The President's Plan
- Blames Bush: President Obama correctly points out that
he inherited a projected $1.2 trillion deficit in 2009 from
President Bush and a Democratic Congress. However, his budget adds
an additional $659 billion to that deficit, pushing it above $1.8
trillion. Although Obama has pledged to reduce the budget deficit
to approximately $600 billion by 2012, that would still be $150
billion above pre-recession levels. Quadrupling the deficit and
then cutting it in half is not "change."
- Increases Spending, Again: After an $800 billion
stimulus bill, the Obama budget increases spending by $1 trillion
over 10 years, includes an additional $250 billion placeholder for
another bailout, and calls for a Pay-As-You-Go (PAYGO) law while
astonishingly violating that rule by $3.4 trillion.
-
Expands Government: The 25% spending increase in the
Obama budget represents the largest non-war government expansion
since the New Deal.
- Leaves Deficits: The Obama budget leaves permanent
deficits averaging $600 billion even after the economy recovers and
doubles the publicly held national debt to over $15 trillion ($12.5
trillion in 2009 dollars).
- Cuts Defense: The Obama budget fails to fully fund the
core defense needs of the United States. About $30 billion more is
needed in the base defense budget.
- Puts Government in Charge: The $634 billion for health
care reform in the Obama budget is only a "down payment" on an
eventual government-run system. Experts believe the actual cost
could reach $1.6 trillion over 10 years. This is in addition to the
trillions already spent on health care this year in the stimulus
and SCHIP bills.
Taxes, Taxes, Taxes
- Energy Taxes: The Obama budget proposes a $646 billion
cap-and-trade tax that White House officials admit could actually
generate $1.9 trillion in tax revenue over eight years. This tax
would cost each American household between $650 and $2,000 annually
in new energy costs, even though President Obama promised that
"electricity rates would necessarily skyrocket" under this
cap-and-trade program (January 2008).
- Oil and Gas Taxes: The Obama budget would collect $31
billion in new oil and gas tax revenue. These industries are
already taxed above the industrial average, and increasing the
burden would be detrimental to increasing or even maintaining
domestic supply.
- Death Taxes: The estate tax is set to expire in 2010,
but the Obama budget and liberals in Congress are proposing keeping
it between 35% and 45%.
- Tobacco Taxes: The largest tobacco tax in history is
three times as likely to affect low-income Americans, who are more
likely to smoke, as it is to affect high-income Americans.
There Are Alternatives

- Lower Taxes: Senator Jim DeMint's "American Option"

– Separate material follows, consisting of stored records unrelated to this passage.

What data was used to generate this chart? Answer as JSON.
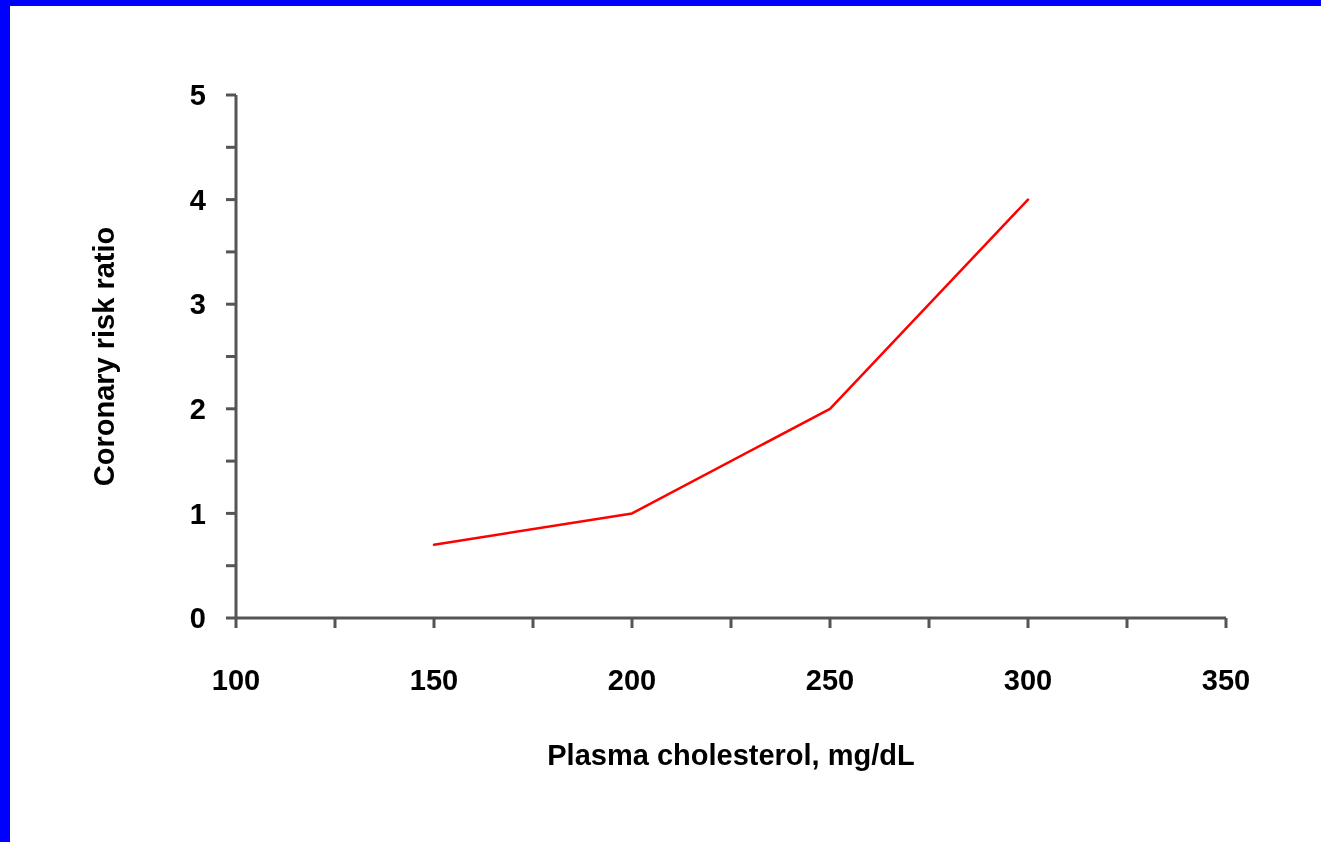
{
  "chart_data": {
    "type": "line",
    "xlabel": "Plasma cholesterol, mg/dL",
    "ylabel": "Coronary risk ratio",
    "x": [
      150,
      200,
      250,
      300
    ],
    "series": [
      {
        "color": "#ff0000",
        "values": [
          0.7,
          1,
          2,
          4
        ]
      }
    ],
    "xlim": [
      100,
      350
    ],
    "xticks": [
      100,
      {
        "value": 125,
        "label": null
      },
      150,
      {
        "value": 175,
        "label": null
      },
      200,
      {
        "value": 225,
        "label": null
      },
      250,
      {
        "value": 275,
        "label": null
      },
      300,
      {
        "value": 325,
        "label": null
      },
      350
    ],
    "ylim": [
      0,
      5
    ],
    "yticks": [
      0,
      {
        "value": 0.5,
        "label": null
      },
      1,
      {
        "value": 1.5,
        "label": null
      },
      2,
      {
        "value": 2.5,
        "label": null
      },
      3,
      {
        "value": 3.5,
        "label": null
      },
      4,
      {
        "value": 4.5,
        "label": null
      },
      5
    ],
    "grid": false,
    "marker": "none",
    "line_style": "solid"
  }
}
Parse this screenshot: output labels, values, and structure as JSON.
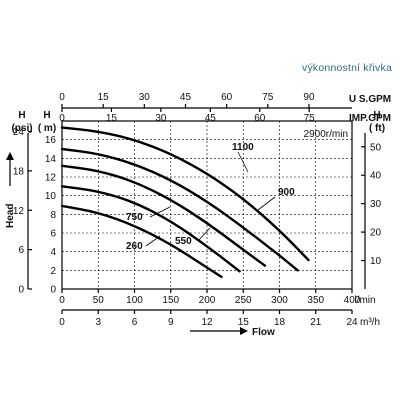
{
  "caption": "výkonnostní křivka",
  "chart_data": {
    "type": "line",
    "speed_label": "2900r/min",
    "x_axis": {
      "label": "Flow",
      "lmin": {
        "unit": "l/min",
        "ticks": [
          0,
          50,
          100,
          150,
          200,
          250,
          300,
          350,
          400
        ],
        "lim": [
          0,
          400
        ]
      },
      "m3h": {
        "unit": "m³/h",
        "ticks": [
          0,
          3,
          6,
          9,
          12,
          15,
          18,
          21,
          24
        ]
      },
      "usgpm": {
        "unit": "U S.GPM",
        "ticks": [
          0,
          15,
          30,
          45,
          60,
          75,
          90
        ]
      },
      "impgpm": {
        "unit": "IMP.GPM",
        "ticks": [
          0,
          15,
          30,
          45,
          60,
          75
        ]
      }
    },
    "y_axis": {
      "label": "Head",
      "m": {
        "unit": "( m)",
        "header": "H",
        "ticks": [
          0,
          2,
          4,
          6,
          8,
          10,
          12,
          14,
          16
        ],
        "lim": [
          0,
          18
        ]
      },
      "psi": {
        "unit": "(psi)",
        "header": "H",
        "ticks": [
          0,
          6,
          12,
          18,
          24
        ]
      },
      "ft": {
        "unit": "( ft)",
        "header": "H",
        "ticks": [
          10,
          20,
          30,
          40,
          50
        ]
      }
    },
    "series": [
      {
        "name": "1100",
        "x": [
          0,
          50,
          100,
          150,
          200,
          250,
          300,
          340
        ],
        "y": [
          17.3,
          16.9,
          16.0,
          14.5,
          12.4,
          9.7,
          6.3,
          3.1
        ]
      },
      {
        "name": "900",
        "x": [
          0,
          50,
          100,
          150,
          200,
          250,
          300,
          325
        ],
        "y": [
          15.0,
          14.5,
          13.4,
          11.7,
          9.4,
          6.6,
          3.6,
          2.0
        ]
      },
      {
        "name": "750",
        "x": [
          0,
          50,
          100,
          150,
          200,
          250,
          280
        ],
        "y": [
          13.2,
          12.7,
          11.5,
          9.6,
          7.1,
          4.2,
          2.5
        ]
      },
      {
        "name": "550",
        "x": [
          0,
          50,
          100,
          150,
          200,
          245
        ],
        "y": [
          11.0,
          10.5,
          9.3,
          7.3,
          4.6,
          1.9
        ]
      },
      {
        "name": "260",
        "x": [
          0,
          50,
          100,
          150,
          200,
          220
        ],
        "y": [
          8.9,
          8.2,
          6.8,
          4.8,
          2.3,
          1.3
        ]
      }
    ]
  }
}
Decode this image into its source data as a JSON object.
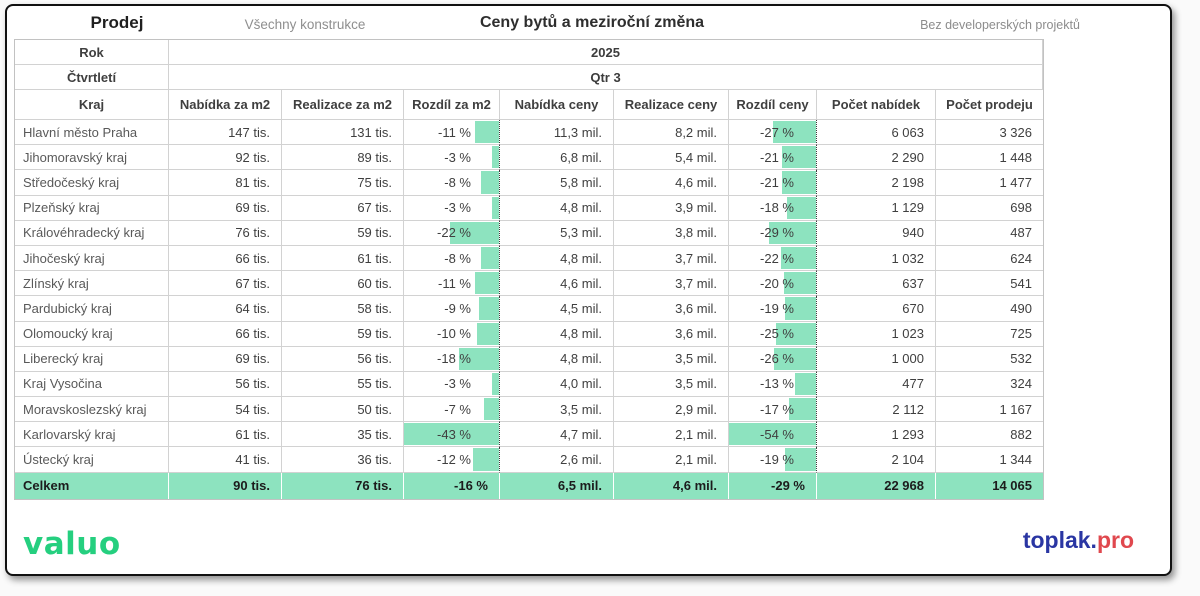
{
  "header": {
    "left_title": "Prodej",
    "left_subtitle": "Všechny konstrukce",
    "title": "Ceny bytů a meziroční změna",
    "right_subtitle": "Bez developerských projektů"
  },
  "filters": {
    "rok_label": "Rok",
    "rok_value": "2025",
    "ctvrtleti_label": "Čtvrtletí",
    "ctvrtleti_value": "Qtr 3"
  },
  "footer": {
    "logo_left": "valuo",
    "logo_right_primary": "toplak.",
    "logo_right_secondary": "pro"
  },
  "colors": {
    "accent_green": "#8DE3BF",
    "bar_green": "#8DE3BF",
    "logo_green": "#25CF7F",
    "logo_blue": "#2A36A3",
    "logo_red": "#E0484E"
  },
  "chart_data": {
    "type": "table",
    "title": "Ceny bytů a meziroční změna",
    "columns": [
      "Kraj",
      "Nabídka za m2",
      "Realizace za m2",
      "Rozdíl za m2",
      "Nabídka ceny",
      "Realizace ceny",
      "Rozdíl ceny",
      "Počet nabídek",
      "Počet prodeju"
    ],
    "bar_max": {
      "rozdil_m2": 43,
      "rozdil_ceny": 54
    },
    "rows": [
      {
        "kraj": "Hlavní město Praha",
        "nabidka_m2": "147 tis.",
        "realizace_m2": "131 tis.",
        "rozdil_m2": "-11 %",
        "rozdil_m2_pct": -11,
        "nabidka_ceny": "11,3 mil.",
        "realizace_ceny": "8,2 mil.",
        "rozdil_ceny": "-27 %",
        "rozdil_ceny_pct": -27,
        "pocet_nabidek": "6 063",
        "pocet_prodeju": "3 326"
      },
      {
        "kraj": "Jihomoravský kraj",
        "nabidka_m2": "92 tis.",
        "realizace_m2": "89 tis.",
        "rozdil_m2": "-3 %",
        "rozdil_m2_pct": -3,
        "nabidka_ceny": "6,8 mil.",
        "realizace_ceny": "5,4 mil.",
        "rozdil_ceny": "-21 %",
        "rozdil_ceny_pct": -21,
        "pocet_nabidek": "2 290",
        "pocet_prodeju": "1 448"
      },
      {
        "kraj": "Středočeský kraj",
        "nabidka_m2": "81 tis.",
        "realizace_m2": "75 tis.",
        "rozdil_m2": "-8 %",
        "rozdil_m2_pct": -8,
        "nabidka_ceny": "5,8 mil.",
        "realizace_ceny": "4,6 mil.",
        "rozdil_ceny": "-21 %",
        "rozdil_ceny_pct": -21,
        "pocet_nabidek": "2 198",
        "pocet_prodeju": "1 477"
      },
      {
        "kraj": "Plzeňský kraj",
        "nabidka_m2": "69 tis.",
        "realizace_m2": "67 tis.",
        "rozdil_m2": "-3 %",
        "rozdil_m2_pct": -3,
        "nabidka_ceny": "4,8 mil.",
        "realizace_ceny": "3,9 mil.",
        "rozdil_ceny": "-18 %",
        "rozdil_ceny_pct": -18,
        "pocet_nabidek": "1 129",
        "pocet_prodeju": "698"
      },
      {
        "kraj": "Královéhradecký kraj",
        "nabidka_m2": "76 tis.",
        "realizace_m2": "59 tis.",
        "rozdil_m2": "-22 %",
        "rozdil_m2_pct": -22,
        "nabidka_ceny": "5,3 mil.",
        "realizace_ceny": "3,8 mil.",
        "rozdil_ceny": "-29 %",
        "rozdil_ceny_pct": -29,
        "pocet_nabidek": "940",
        "pocet_prodeju": "487"
      },
      {
        "kraj": "Jihočeský kraj",
        "nabidka_m2": "66 tis.",
        "realizace_m2": "61 tis.",
        "rozdil_m2": "-8 %",
        "rozdil_m2_pct": -8,
        "nabidka_ceny": "4,8 mil.",
        "realizace_ceny": "3,7 mil.",
        "rozdil_ceny": "-22 %",
        "rozdil_ceny_pct": -22,
        "pocet_nabidek": "1 032",
        "pocet_prodeju": "624"
      },
      {
        "kraj": "Zlínský kraj",
        "nabidka_m2": "67 tis.",
        "realizace_m2": "60 tis.",
        "rozdil_m2": "-11 %",
        "rozdil_m2_pct": -11,
        "nabidka_ceny": "4,6 mil.",
        "realizace_ceny": "3,7 mil.",
        "rozdil_ceny": "-20 %",
        "rozdil_ceny_pct": -20,
        "pocet_nabidek": "637",
        "pocet_prodeju": "541"
      },
      {
        "kraj": "Pardubický kraj",
        "nabidka_m2": "64 tis.",
        "realizace_m2": "58 tis.",
        "rozdil_m2": "-9 %",
        "rozdil_m2_pct": -9,
        "nabidka_ceny": "4,5 mil.",
        "realizace_ceny": "3,6 mil.",
        "rozdil_ceny": "-19 %",
        "rozdil_ceny_pct": -19,
        "pocet_nabidek": "670",
        "pocet_prodeju": "490"
      },
      {
        "kraj": "Olomoucký kraj",
        "nabidka_m2": "66 tis.",
        "realizace_m2": "59 tis.",
        "rozdil_m2": "-10 %",
        "rozdil_m2_pct": -10,
        "nabidka_ceny": "4,8 mil.",
        "realizace_ceny": "3,6 mil.",
        "rozdil_ceny": "-25 %",
        "rozdil_ceny_pct": -25,
        "pocet_nabidek": "1 023",
        "pocet_prodeju": "725"
      },
      {
        "kraj": "Liberecký kraj",
        "nabidka_m2": "69 tis.",
        "realizace_m2": "56 tis.",
        "rozdil_m2": "-18 %",
        "rozdil_m2_pct": -18,
        "nabidka_ceny": "4,8 mil.",
        "realizace_ceny": "3,5 mil.",
        "rozdil_ceny": "-26 %",
        "rozdil_ceny_pct": -26,
        "pocet_nabidek": "1 000",
        "pocet_prodeju": "532"
      },
      {
        "kraj": "Kraj Vysočina",
        "nabidka_m2": "56 tis.",
        "realizace_m2": "55 tis.",
        "rozdil_m2": "-3 %",
        "rozdil_m2_pct": -3,
        "nabidka_ceny": "4,0 mil.",
        "realizace_ceny": "3,5 mil.",
        "rozdil_ceny": "-13 %",
        "rozdil_ceny_pct": -13,
        "pocet_nabidek": "477",
        "pocet_prodeju": "324"
      },
      {
        "kraj": "Moravskoslezský kraj",
        "nabidka_m2": "54 tis.",
        "realizace_m2": "50 tis.",
        "rozdil_m2": "-7 %",
        "rozdil_m2_pct": -7,
        "nabidka_ceny": "3,5 mil.",
        "realizace_ceny": "2,9 mil.",
        "rozdil_ceny": "-17 %",
        "rozdil_ceny_pct": -17,
        "pocet_nabidek": "2 112",
        "pocet_prodeju": "1 167"
      },
      {
        "kraj": "Karlovarský kraj",
        "nabidka_m2": "61 tis.",
        "realizace_m2": "35 tis.",
        "rozdil_m2": "-43 %",
        "rozdil_m2_pct": -43,
        "nabidka_ceny": "4,7 mil.",
        "realizace_ceny": "2,1 mil.",
        "rozdil_ceny": "-54 %",
        "rozdil_ceny_pct": -54,
        "pocet_nabidek": "1 293",
        "pocet_prodeju": "882"
      },
      {
        "kraj": "Ústecký kraj",
        "nabidka_m2": "41 tis.",
        "realizace_m2": "36 tis.",
        "rozdil_m2": "-12 %",
        "rozdil_m2_pct": -12,
        "nabidka_ceny": "2,6 mil.",
        "realizace_ceny": "2,1 mil.",
        "rozdil_ceny": "-19 %",
        "rozdil_ceny_pct": -19,
        "pocet_nabidek": "2 104",
        "pocet_prodeju": "1 344"
      }
    ],
    "total": {
      "kraj": "Celkem",
      "nabidka_m2": "90 tis.",
      "realizace_m2": "76 tis.",
      "rozdil_m2": "-16 %",
      "nabidka_ceny": "6,5 mil.",
      "realizace_ceny": "4,6 mil.",
      "rozdil_ceny": "-29 %",
      "pocet_nabidek": "22 968",
      "pocet_prodeju": "14 065"
    }
  }
}
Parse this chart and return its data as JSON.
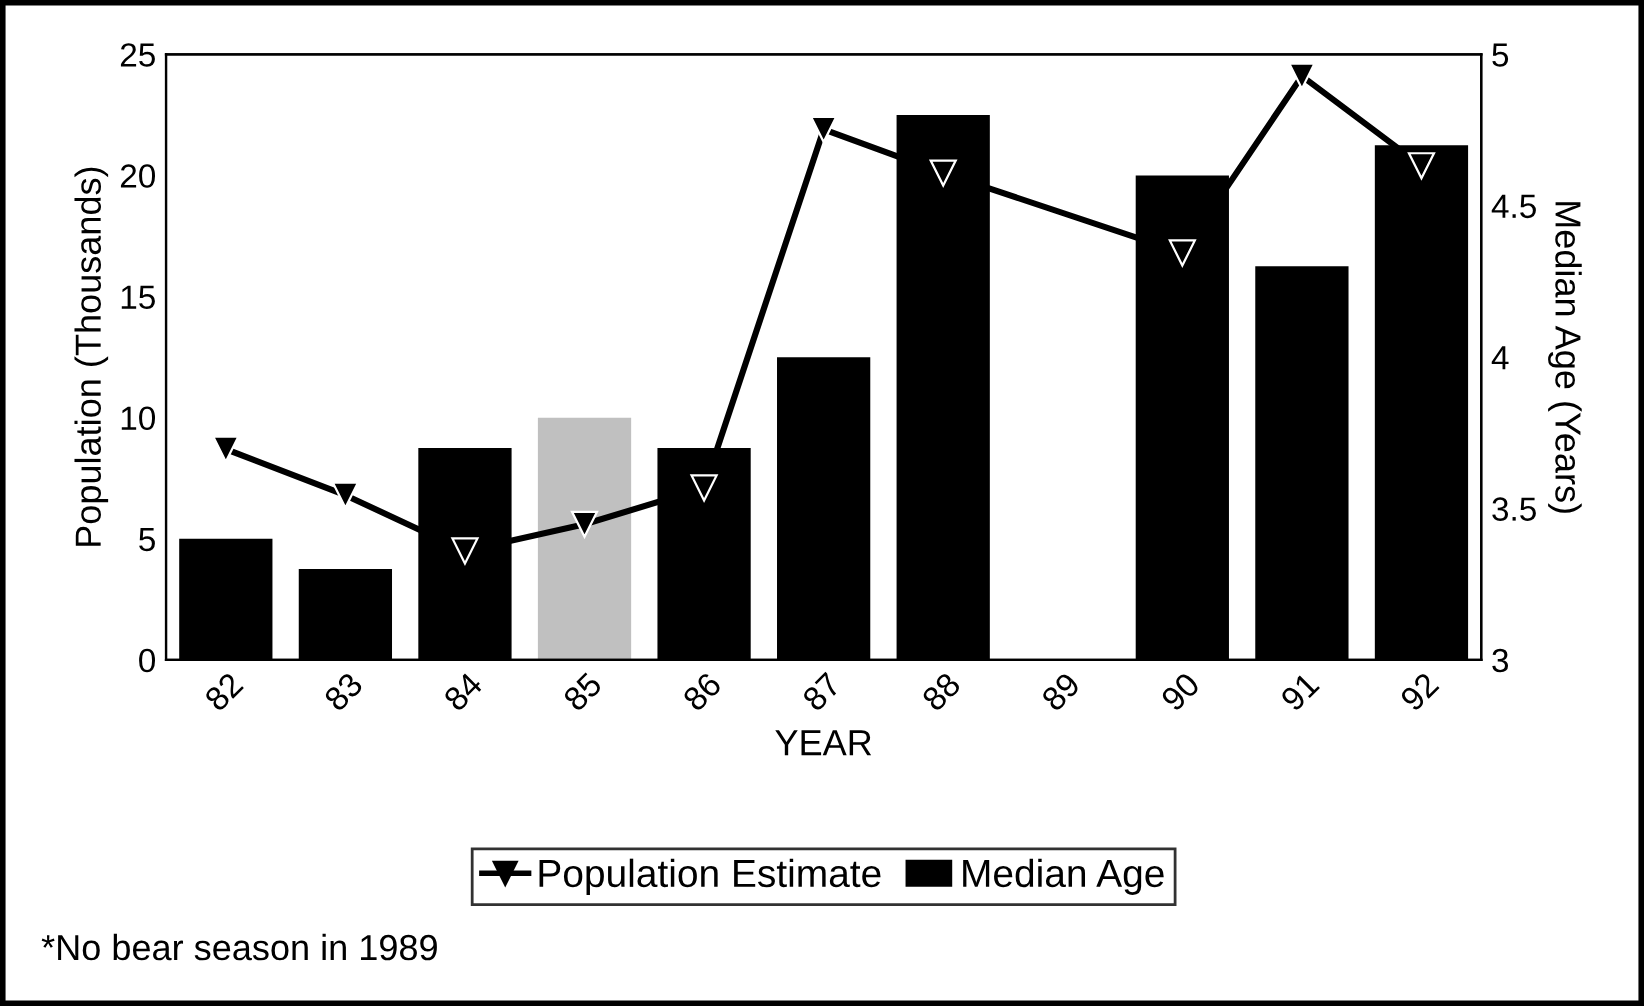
{
  "chart_data": {
    "type": "bar",
    "categories": [
      "82",
      "83",
      "84",
      "85",
      "86",
      "87",
      "88",
      "89",
      "90",
      "91",
      "92"
    ],
    "xlabel": "YEAR",
    "ylabel": "Population (Thousands)",
    "y2label": "Median Age (Years)",
    "series": [
      {
        "name": "Population Estimate",
        "type": "line",
        "color": "#000000",
        "marker": "triangle",
        "values": [
          8.7,
          6.8,
          4.5,
          5.6,
          7.1,
          21.9,
          20.1,
          null,
          16.8,
          24.1,
          20.4
        ]
      },
      {
        "name": "Median Age",
        "axis": "y2",
        "color": "#000000",
        "colors": [
          "#000000",
          "#000000",
          "#000000",
          "#c0c0c0",
          "#000000",
          "#000000",
          "#000000",
          "#000000",
          "#000000",
          "#000000",
          "#000000"
        ],
        "values": [
          3.4,
          3.3,
          3.7,
          3.8,
          3.7,
          4.0,
          4.8,
          null,
          4.6,
          4.3,
          4.7
        ]
      }
    ],
    "ylim": [
      0,
      25
    ],
    "yticks": [
      0,
      5,
      10,
      15,
      20,
      25
    ],
    "y2lim": [
      3,
      5
    ],
    "y2ticks": [
      3,
      3.5,
      4,
      4.5,
      5
    ],
    "grid": false,
    "legend": "bottom",
    "annotations": [
      "*No bear season in 1989"
    ]
  }
}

offered during the stimulus debate would have reduced business
taxes from 35% to 25% to spur rapid growth in wages, jobs, and
business incomes. It also would have permanently repealed the
Alternative Minimum Tax and reduced the individual tax rate to
three levels--10%, 15%, and 25%--giving Americans more of their own
money to fuel the economy and increasing disposable income for the
average family of four by up to $4,500 by 2013.